Je reculai légèrement, avant de lui tourner le dos, non sans une dernière remarque.
— Et ne te plains pas ! Tristan, lui, il me prend 50% , à moi, pas 30 !
« Diablesse...je crois qu'elle me plaît encore plus ! »
Je n'eus pas l’opportunité de répondre quoi que ce fut, car, parmi le retour de ses groupies, une silhouette se détacha du groupe. Mais que fait-elle ici ? Serait-elle venue me pourrir mon vernissage ? Ça ne m'étonne pas. On s'aime comme Tom et Jerry. Papa doit se trouver quelque part ici, lui aussi. Je vais m’éclipser avant qu'elle ne me repère avec ses yeux de vipère.
— Margaux ! Margaux chérie !
Trop tard, me voilà dans la gueule du loup. Je me retournai et lui adressai un sourire forcé, me causant une crampe aux zygomatiques. Pas question que je prononce un seul mot, surtout pas ici, et maintenant. Je gardai mon air béa, malgré la douleur.
— Oh, ma chère comme je suis fier de toi.
« Je n'aurais raté ton vernissage pour rien au monde ! Je veux voir ta tronche quand on se moquera de ton ART ! »
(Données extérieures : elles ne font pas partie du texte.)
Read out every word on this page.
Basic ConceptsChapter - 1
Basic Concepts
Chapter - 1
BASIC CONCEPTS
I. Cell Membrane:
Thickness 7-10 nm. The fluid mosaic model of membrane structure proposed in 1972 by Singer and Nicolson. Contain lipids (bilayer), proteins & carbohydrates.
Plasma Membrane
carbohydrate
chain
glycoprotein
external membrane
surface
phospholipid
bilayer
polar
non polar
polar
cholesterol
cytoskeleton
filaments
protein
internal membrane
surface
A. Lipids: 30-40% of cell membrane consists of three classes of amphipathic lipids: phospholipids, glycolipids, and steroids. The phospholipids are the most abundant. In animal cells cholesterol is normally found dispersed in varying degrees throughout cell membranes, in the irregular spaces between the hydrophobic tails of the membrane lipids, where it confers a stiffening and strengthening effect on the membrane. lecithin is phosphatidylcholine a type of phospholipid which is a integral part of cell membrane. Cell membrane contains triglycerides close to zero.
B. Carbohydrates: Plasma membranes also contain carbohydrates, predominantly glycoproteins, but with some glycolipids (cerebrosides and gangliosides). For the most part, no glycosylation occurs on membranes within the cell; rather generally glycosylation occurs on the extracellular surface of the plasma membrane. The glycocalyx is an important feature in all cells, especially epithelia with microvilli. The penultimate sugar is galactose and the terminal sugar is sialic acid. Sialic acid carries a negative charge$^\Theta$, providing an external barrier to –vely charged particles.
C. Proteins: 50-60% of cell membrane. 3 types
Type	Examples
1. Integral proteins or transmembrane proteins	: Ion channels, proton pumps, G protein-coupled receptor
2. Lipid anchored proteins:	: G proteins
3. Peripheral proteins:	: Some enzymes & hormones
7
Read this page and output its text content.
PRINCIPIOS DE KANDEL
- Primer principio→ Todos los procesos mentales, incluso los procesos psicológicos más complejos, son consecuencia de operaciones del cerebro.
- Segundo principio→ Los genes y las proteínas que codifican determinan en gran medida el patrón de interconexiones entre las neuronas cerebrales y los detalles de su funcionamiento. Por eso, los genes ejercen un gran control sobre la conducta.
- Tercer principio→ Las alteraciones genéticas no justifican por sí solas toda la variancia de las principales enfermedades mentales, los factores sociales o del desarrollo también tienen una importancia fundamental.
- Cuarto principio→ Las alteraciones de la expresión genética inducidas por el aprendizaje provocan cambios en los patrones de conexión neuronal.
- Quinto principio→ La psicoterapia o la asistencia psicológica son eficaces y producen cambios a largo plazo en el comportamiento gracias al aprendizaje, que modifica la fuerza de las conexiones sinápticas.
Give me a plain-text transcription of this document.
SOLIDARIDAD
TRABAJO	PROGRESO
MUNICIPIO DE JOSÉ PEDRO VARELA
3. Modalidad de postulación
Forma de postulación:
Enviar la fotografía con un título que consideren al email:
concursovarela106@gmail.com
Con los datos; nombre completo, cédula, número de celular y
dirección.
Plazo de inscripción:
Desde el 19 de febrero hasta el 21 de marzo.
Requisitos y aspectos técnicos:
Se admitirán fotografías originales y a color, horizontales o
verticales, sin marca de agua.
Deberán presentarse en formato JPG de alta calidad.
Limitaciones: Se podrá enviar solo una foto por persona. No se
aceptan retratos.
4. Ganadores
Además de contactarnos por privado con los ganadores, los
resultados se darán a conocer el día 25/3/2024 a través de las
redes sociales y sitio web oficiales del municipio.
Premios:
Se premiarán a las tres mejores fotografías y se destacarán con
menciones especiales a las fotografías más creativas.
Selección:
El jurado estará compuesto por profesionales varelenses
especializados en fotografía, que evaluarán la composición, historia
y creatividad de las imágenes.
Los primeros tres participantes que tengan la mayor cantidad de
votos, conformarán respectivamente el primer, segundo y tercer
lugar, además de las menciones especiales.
Je serrai les dents pour ne pas exploser.
— Je chui conteeennnte de tee voooiir auchii !
— Qu'est ce que tu as trésor ? Tu vas bien ?
« Tu ne t'attendais pas à me voir me pointer ici. Tu voulais exposer en douce, eh bien c'est raté ! »
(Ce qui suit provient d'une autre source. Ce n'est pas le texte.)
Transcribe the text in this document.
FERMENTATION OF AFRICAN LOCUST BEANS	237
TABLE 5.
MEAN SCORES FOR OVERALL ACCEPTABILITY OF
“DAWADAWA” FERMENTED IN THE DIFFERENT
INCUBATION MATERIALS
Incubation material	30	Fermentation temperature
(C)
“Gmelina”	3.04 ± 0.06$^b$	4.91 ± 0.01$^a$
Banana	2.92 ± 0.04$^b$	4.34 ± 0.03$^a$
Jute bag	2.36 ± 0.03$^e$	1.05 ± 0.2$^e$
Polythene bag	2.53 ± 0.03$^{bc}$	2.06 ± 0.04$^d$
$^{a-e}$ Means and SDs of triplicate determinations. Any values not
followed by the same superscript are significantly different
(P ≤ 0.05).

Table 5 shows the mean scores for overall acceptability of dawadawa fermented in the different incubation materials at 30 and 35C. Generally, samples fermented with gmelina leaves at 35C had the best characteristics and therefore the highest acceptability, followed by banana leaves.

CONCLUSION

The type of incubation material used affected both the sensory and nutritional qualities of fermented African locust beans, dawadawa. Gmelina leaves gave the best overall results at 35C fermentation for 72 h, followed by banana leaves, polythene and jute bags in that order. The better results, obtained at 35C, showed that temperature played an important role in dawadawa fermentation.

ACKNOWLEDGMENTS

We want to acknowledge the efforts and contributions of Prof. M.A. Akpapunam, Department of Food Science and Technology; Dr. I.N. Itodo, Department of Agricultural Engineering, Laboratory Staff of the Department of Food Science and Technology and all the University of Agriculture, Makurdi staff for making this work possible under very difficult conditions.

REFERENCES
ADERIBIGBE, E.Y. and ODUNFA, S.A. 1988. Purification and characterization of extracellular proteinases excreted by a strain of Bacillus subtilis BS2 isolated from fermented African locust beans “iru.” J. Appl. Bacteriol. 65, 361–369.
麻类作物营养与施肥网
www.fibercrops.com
Mon père qui se trouvait derrière Esméralda, comme son ombre depuis qu'ils se sont mariés, vint à ma rescousse sans s'en rendre compte.
— Margaux ! Je suis très fier de toi !
« Que je suis content ! »
— Merci Papa.
— Cachotière, tu ne voulais pas qu'on vienne à ton vernissage ? Heureusement que ma belle Esméralda suit toutes tes activités.
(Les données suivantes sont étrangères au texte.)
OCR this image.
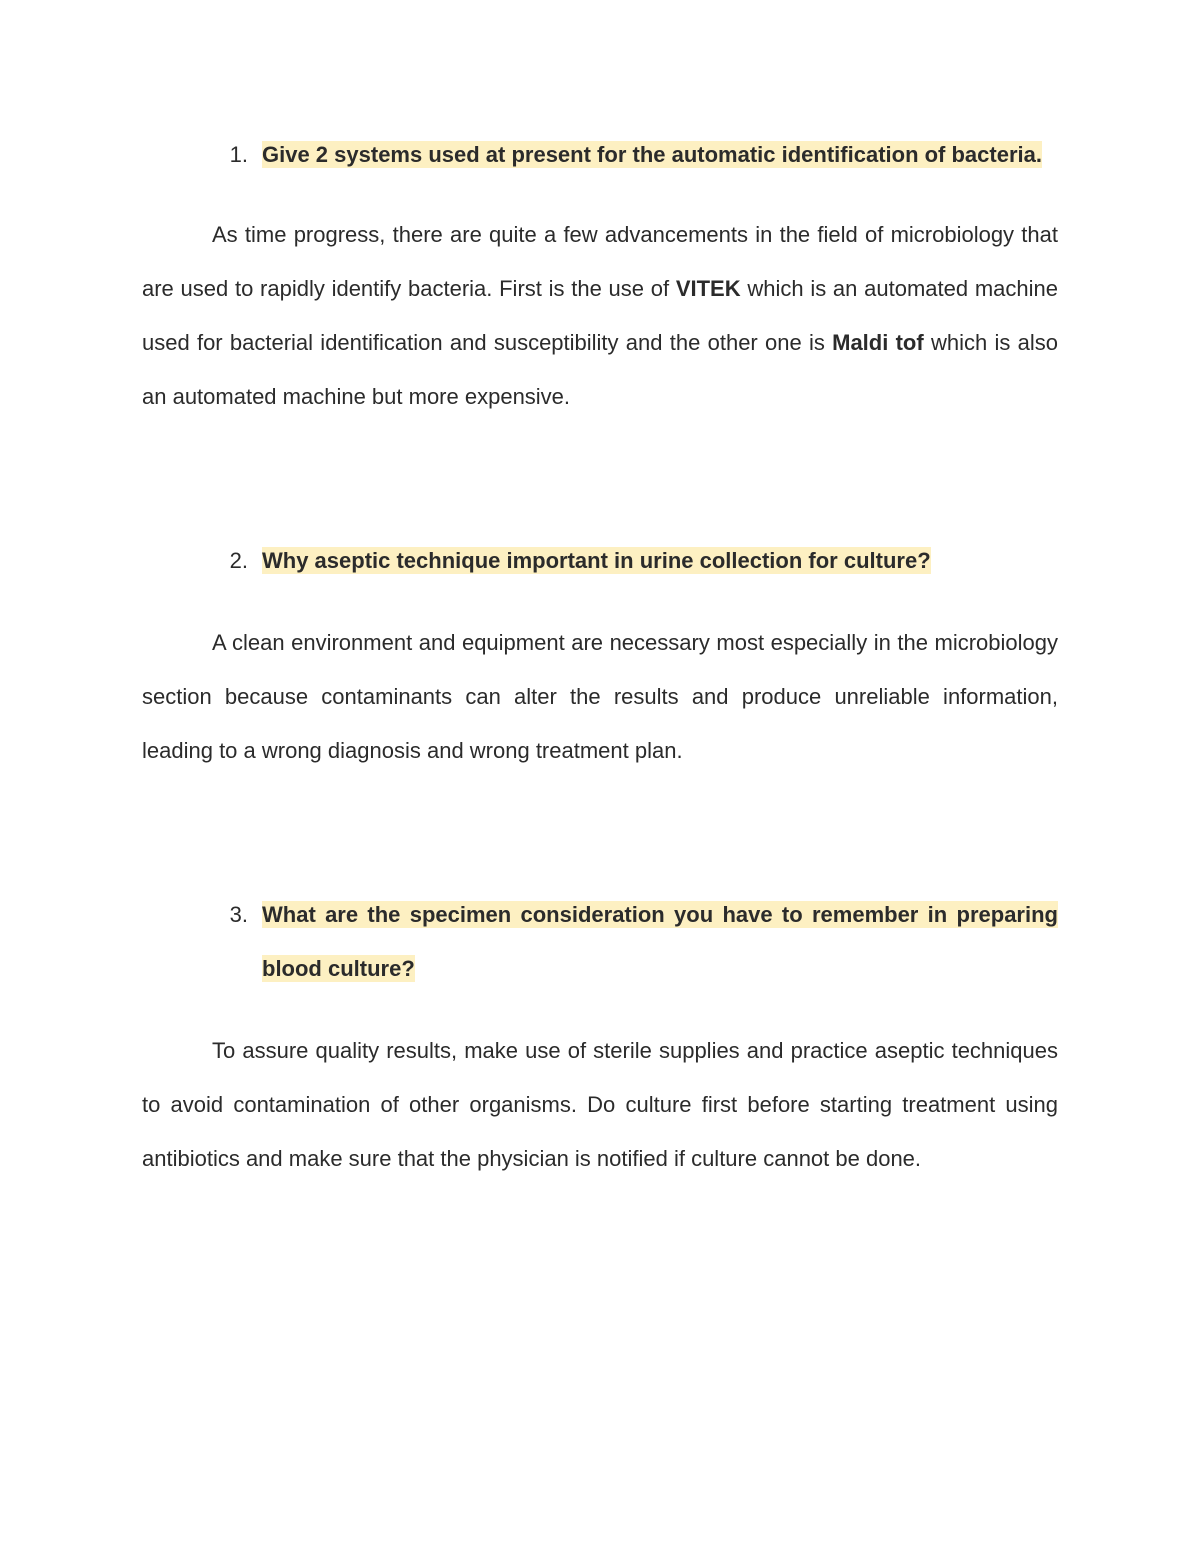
1. Give 2 systems used at present for the automatic identification of bacteria.

As time progress, there are quite a few advancements in the field of microbiology that are used to rapidly identify bacteria. First is the use of VITEK which is an automated machine used for bacterial identification and susceptibility and the other one is Maldi tof which is also an automated machine but more expensive.

2. Why aseptic technique important in urine collection for culture?

A clean environment and equipment are necessary most especially in the microbiology section because contaminants can alter the results and produce unreliable information, leading to a wrong diagnosis and wrong treatment plan.

3. What are the specimen consideration you have to remember in preparing blood culture?

To assure quality results, make use of sterile supplies and practice aseptic techniques to avoid contamination of other organisms. Do culture first before starting treatment using antibiotics and make sure that the physician is notified if culture cannot be done.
« Avec un peu d'excès, je trouve. »
— Je voulais vous... te faire la surprise.
— C’est réussi, ma puce, approuva mon père.
« Ta mère aurait été si émue ! »
Avant que ma bouche n’aie le temps de lui reprocher d’avoir choisi une piètre remplaçante, je captais l’intervention silencieuse de l’autre emmerdeuse.
« Émue de la voir gâcher son temps, oui ! Copier de vrais artistes comme Van Fischer et Bay, et mal en plus…oh, ces deux-là auraient du exposer ensemble, plutôt. »
— Je suis bien meilleur que ce Van truc, Esméralda ! Tu verras à la fin du vernissage. D'ailleurs, c'est lui qui me copie !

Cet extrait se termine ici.